私は普段テレビを楽しむ習慣がありません。なおかつ日曜も働いているせいか、つい忘れがち。しかし清少納言が出てきたとあっては話はべつです。

前にも書きましたが、学生の頃「枕草子」が大好きでした。注釈書を持ち歩き、電車のなかで読み耽っていたほどに。

いま思うと、予備校の古文の先生が「清少納言は髪が茶色がかっていて、くせ毛だった」という雑談をしてくれたのも大きかった。現代人っぽいビジュアルイメージに親近感が増したのを覚えています。

話を戻しましょう。

職場の日本史棚で「源氏物語」の関連本を展開しています。正直動きはいまひとつ。よく売れているのは、毎年の定番である大河ドラマのガイド本ぐらいでしょうか。
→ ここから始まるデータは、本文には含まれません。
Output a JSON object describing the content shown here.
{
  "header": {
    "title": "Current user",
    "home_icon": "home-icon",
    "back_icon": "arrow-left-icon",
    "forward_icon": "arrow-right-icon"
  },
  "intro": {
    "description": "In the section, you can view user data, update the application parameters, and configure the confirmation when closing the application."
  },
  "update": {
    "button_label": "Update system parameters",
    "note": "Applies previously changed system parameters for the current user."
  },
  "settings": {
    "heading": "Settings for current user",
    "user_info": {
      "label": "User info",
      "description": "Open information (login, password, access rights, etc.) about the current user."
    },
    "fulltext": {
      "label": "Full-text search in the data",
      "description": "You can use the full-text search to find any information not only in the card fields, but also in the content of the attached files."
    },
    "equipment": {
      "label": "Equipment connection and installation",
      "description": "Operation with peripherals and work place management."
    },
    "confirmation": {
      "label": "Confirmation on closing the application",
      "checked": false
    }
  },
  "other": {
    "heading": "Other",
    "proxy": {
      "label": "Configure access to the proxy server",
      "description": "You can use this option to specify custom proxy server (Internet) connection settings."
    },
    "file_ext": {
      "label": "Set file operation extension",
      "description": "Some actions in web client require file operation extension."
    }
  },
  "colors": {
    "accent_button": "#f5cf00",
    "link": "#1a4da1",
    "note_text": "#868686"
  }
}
あるいは「源氏物語」よりも「枕草子」からアプローチする方が有効かもしれない。たとえば村上春樹さんの本を紹介する際も「海辺のカフカ」や「ノルウェイの森」といった超長編小説の前に、小気味いいエッセイである「村上ラヂオ」や「村上朝日堂」を提示する方が入りやすいですよね。

「入り口」は誰にとっても存在します。

新日本プロレスの棚橋弘至選手が、かつて著書のなかで「ぼくをキッカケに新日本を見てくれるようになった人が、オカダ・カズチカや中邑真輔のファンになるパターンが多い」みたいな話をしていました。一種の自虐ネタ。しかしこの事実は、棚橋選手の貢献度がオカダ&中邑両選手のそれに劣ることを意味しません。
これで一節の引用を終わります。